Granted, the most familiar Lagrangian framework is when one exactly extremizes the action. This leads to classical physics, arguably equivalent to a Newtonian Schema governed by Euler-Lagrange dynamics. But quantum theory has proven to us that the classical action is *not* generally extremized. More generally, the Lagrangian Schema has variants which cannot be mapped onto dynamical processes at all, and in those variants the logic which leads to the primacy of temporal order is suspect.

The attached paper explains in detail how statistical considerations still apply in Lagrangian-Schema models, even in the complete absence of dynamical rules. In the examples, it is the external observer-chosen future settings that naturally constrain the allowable states of prior quantum systems. This is strongly counter-intuitive to those thinking in a Newtonian-Schema-mindset, but tellingly, this approach leads to precisely the type of counter-intuitive phenomena that are already evident from quantum experiments.
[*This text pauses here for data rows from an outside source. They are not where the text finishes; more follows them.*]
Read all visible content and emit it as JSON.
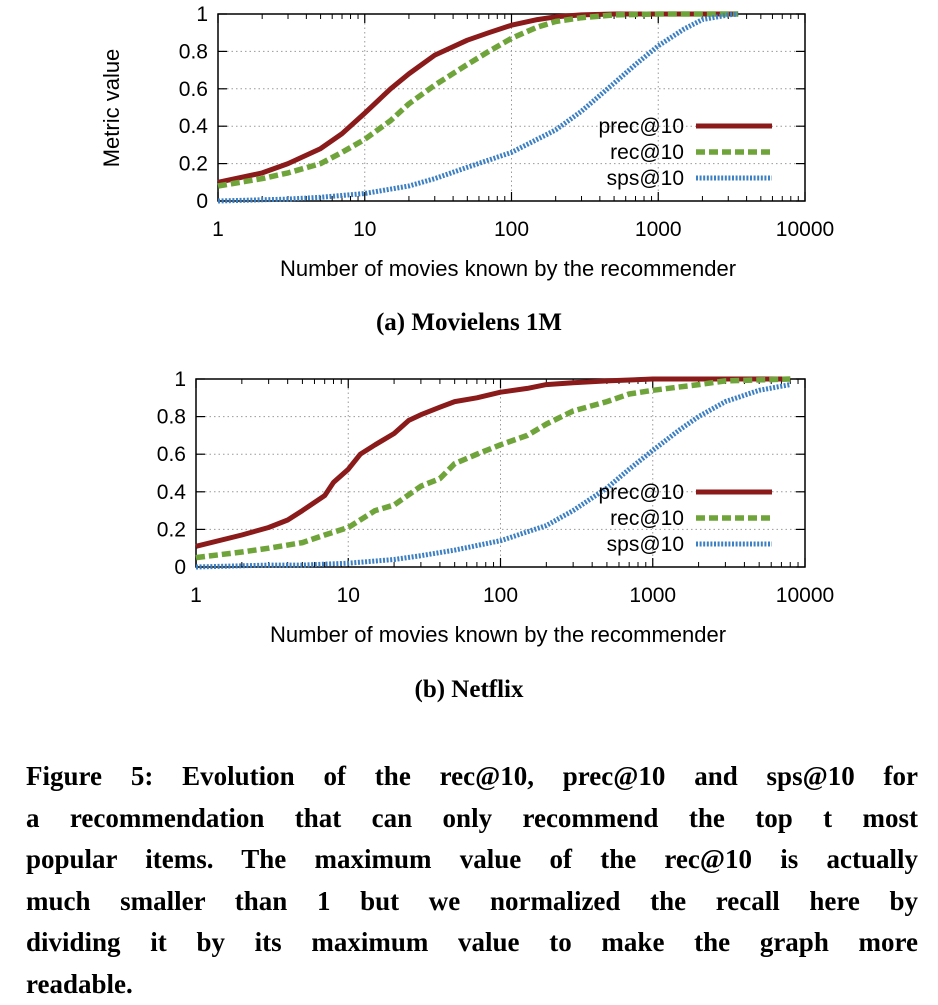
{
  "chart_data": [
    {
      "type": "line",
      "panel": "a",
      "xscale": "log",
      "xlim": [
        1,
        10000
      ],
      "ylim": [
        0,
        1
      ],
      "xticks": [
        "1",
        "10",
        "100",
        "1000",
        "10000"
      ],
      "yticks": [
        "0",
        "0.2",
        "0.4",
        "0.6",
        "0.8",
        "1"
      ],
      "xlabel": "Number of movies known by the recommender",
      "ylabel": "Metric value",
      "grid": true,
      "legend_position": "right",
      "series": [
        {
          "name": "prec@10",
          "color": "#8b1a1a",
          "style": "solid",
          "points": [
            [
              1,
              0.1
            ],
            [
              2,
              0.15
            ],
            [
              3,
              0.2
            ],
            [
              5,
              0.28
            ],
            [
              7,
              0.36
            ],
            [
              10,
              0.47
            ],
            [
              15,
              0.6
            ],
            [
              20,
              0.68
            ],
            [
              30,
              0.78
            ],
            [
              50,
              0.86
            ],
            [
              70,
              0.9
            ],
            [
              100,
              0.94
            ],
            [
              150,
              0.97
            ],
            [
              200,
              0.985
            ],
            [
              300,
              0.995
            ],
            [
              500,
              1.0
            ],
            [
              1000,
              1.0
            ],
            [
              3500,
              1.0
            ]
          ]
        },
        {
          "name": "rec@10",
          "color": "#6fa43a",
          "style": "dashed",
          "points": [
            [
              1,
              0.08
            ],
            [
              2,
              0.12
            ],
            [
              3,
              0.15
            ],
            [
              5,
              0.2
            ],
            [
              7,
              0.26
            ],
            [
              10,
              0.33
            ],
            [
              15,
              0.43
            ],
            [
              20,
              0.52
            ],
            [
              30,
              0.62
            ],
            [
              50,
              0.73
            ],
            [
              70,
              0.8
            ],
            [
              100,
              0.87
            ],
            [
              150,
              0.93
            ],
            [
              200,
              0.96
            ],
            [
              300,
              0.98
            ],
            [
              500,
              0.995
            ],
            [
              1000,
              1.0
            ],
            [
              3500,
              1.0
            ]
          ]
        },
        {
          "name": "sps@10",
          "color": "#3b7fc4",
          "style": "dotted",
          "points": [
            [
              1,
              0.0
            ],
            [
              3,
              0.01
            ],
            [
              5,
              0.02
            ],
            [
              10,
              0.04
            ],
            [
              20,
              0.08
            ],
            [
              30,
              0.12
            ],
            [
              50,
              0.18
            ],
            [
              100,
              0.26
            ],
            [
              200,
              0.38
            ],
            [
              300,
              0.48
            ],
            [
              500,
              0.63
            ],
            [
              700,
              0.73
            ],
            [
              1000,
              0.83
            ],
            [
              1500,
              0.92
            ],
            [
              2000,
              0.97
            ],
            [
              3000,
              0.995
            ],
            [
              3500,
              1.0
            ]
          ]
        }
      ]
    },
    {
      "type": "line",
      "panel": "b",
      "xscale": "log",
      "xlim": [
        1,
        10000
      ],
      "ylim": [
        0,
        1
      ],
      "xticks": [
        "1",
        "10",
        "100",
        "1000",
        "10000"
      ],
      "yticks": [
        "0",
        "0.2",
        "0.4",
        "0.6",
        "0.8",
        "1"
      ],
      "xlabel": "Number of movies known by the recommender",
      "ylabel": "",
      "grid": true,
      "legend_position": "right",
      "series": [
        {
          "name": "prec@10",
          "color": "#8b1a1a",
          "style": "solid",
          "points": [
            [
              1,
              0.11
            ],
            [
              2,
              0.17
            ],
            [
              3,
              0.21
            ],
            [
              4,
              0.25
            ],
            [
              5,
              0.3
            ],
            [
              7,
              0.38
            ],
            [
              8,
              0.45
            ],
            [
              10,
              0.52
            ],
            [
              12,
              0.6
            ],
            [
              15,
              0.65
            ],
            [
              20,
              0.71
            ],
            [
              25,
              0.78
            ],
            [
              30,
              0.81
            ],
            [
              40,
              0.85
            ],
            [
              50,
              0.88
            ],
            [
              70,
              0.9
            ],
            [
              100,
              0.93
            ],
            [
              150,
              0.95
            ],
            [
              200,
              0.97
            ],
            [
              300,
              0.98
            ],
            [
              500,
              0.99
            ],
            [
              1000,
              1.0
            ],
            [
              2000,
              1.0
            ],
            [
              8000,
              1.0
            ]
          ]
        },
        {
          "name": "rec@10",
          "color": "#6fa43a",
          "style": "dashed",
          "points": [
            [
              1,
              0.05
            ],
            [
              2,
              0.08
            ],
            [
              3,
              0.1
            ],
            [
              5,
              0.13
            ],
            [
              7,
              0.17
            ],
            [
              10,
              0.21
            ],
            [
              15,
              0.3
            ],
            [
              20,
              0.33
            ],
            [
              30,
              0.43
            ],
            [
              40,
              0.47
            ],
            [
              50,
              0.55
            ],
            [
              70,
              0.6
            ],
            [
              100,
              0.65
            ],
            [
              150,
              0.7
            ],
            [
              200,
              0.76
            ],
            [
              300,
              0.83
            ],
            [
              500,
              0.88
            ],
            [
              700,
              0.92
            ],
            [
              1000,
              0.94
            ],
            [
              2000,
              0.97
            ],
            [
              3000,
              0.99
            ],
            [
              8000,
              1.0
            ]
          ]
        },
        {
          "name": "sps@10",
          "color": "#3b7fc4",
          "style": "dotted",
          "points": [
            [
              1,
              0.0
            ],
            [
              3,
              0.01
            ],
            [
              5,
              0.01
            ],
            [
              10,
              0.02
            ],
            [
              20,
              0.04
            ],
            [
              30,
              0.06
            ],
            [
              50,
              0.09
            ],
            [
              100,
              0.14
            ],
            [
              200,
              0.22
            ],
            [
              300,
              0.3
            ],
            [
              500,
              0.42
            ],
            [
              700,
              0.52
            ],
            [
              1000,
              0.62
            ],
            [
              1500,
              0.73
            ],
            [
              2000,
              0.8
            ],
            [
              3000,
              0.88
            ],
            [
              5000,
              0.94
            ],
            [
              8000,
              0.97
            ]
          ]
        }
      ]
    }
  ],
  "subcaptions": {
    "a": "(a) Movielens 1M",
    "b": "(b) Netflix"
  },
  "figure_caption": {
    "lines": [
      "Figure 5: Evolution of the rec@10, prec@10 and sps@10 for",
      "a recommendation that can only recommend the top t most",
      "popular items. The maximum value of the rec@10 is actually",
      "much smaller than 1 but we normalized the recall here by",
      "dividing it by its maximum value to make the graph more",
      "readable."
    ]
  }
}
This perspective also clarifies which types of interactions should be treated as external measurement constraints: those with a much greater number of degrees of freedom than the system being measured. (As applied to a familiar thought experiment, opening a box and “looking” at a cat should not in any way be treated as a measurement of the cat; the massive cat would constrain its nearby electromagnetic field far more than vice-versa.) The statistical perspective allows for nested constraints (large systems can be constrained by still larger systems) but does not lead to an infinite-regress of measurements. The obvious ultimate constraint would simply be cosmological boundary conditions (the closest, dominant one being the Big Bang).
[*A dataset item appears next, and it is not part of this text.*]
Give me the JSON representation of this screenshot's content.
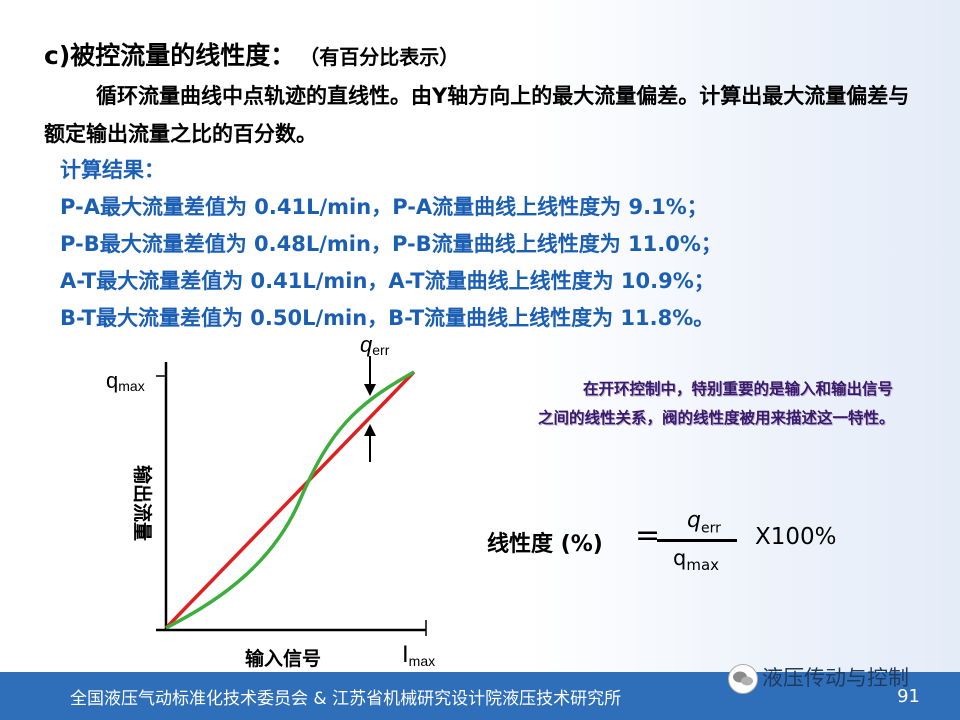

Beyond helping us to better understand quantum phenomena, framing measurements in the Lagrangian Schema permits a new perspective on how external observers might meaningfully influence quantum systems — a live alternative that is typically overlooked. If an observer’s free decisions, made external to some quantum system, can constrain the entirety of that system (even at times before the decision is made!), then observers have a much greater influence than is typically considered possible. By taking this potential influence into account, we might be less likely to insist on forcing quantum theory to conform with our innate Newtonian Schema intuitions, opening up new perspectives and opportunities.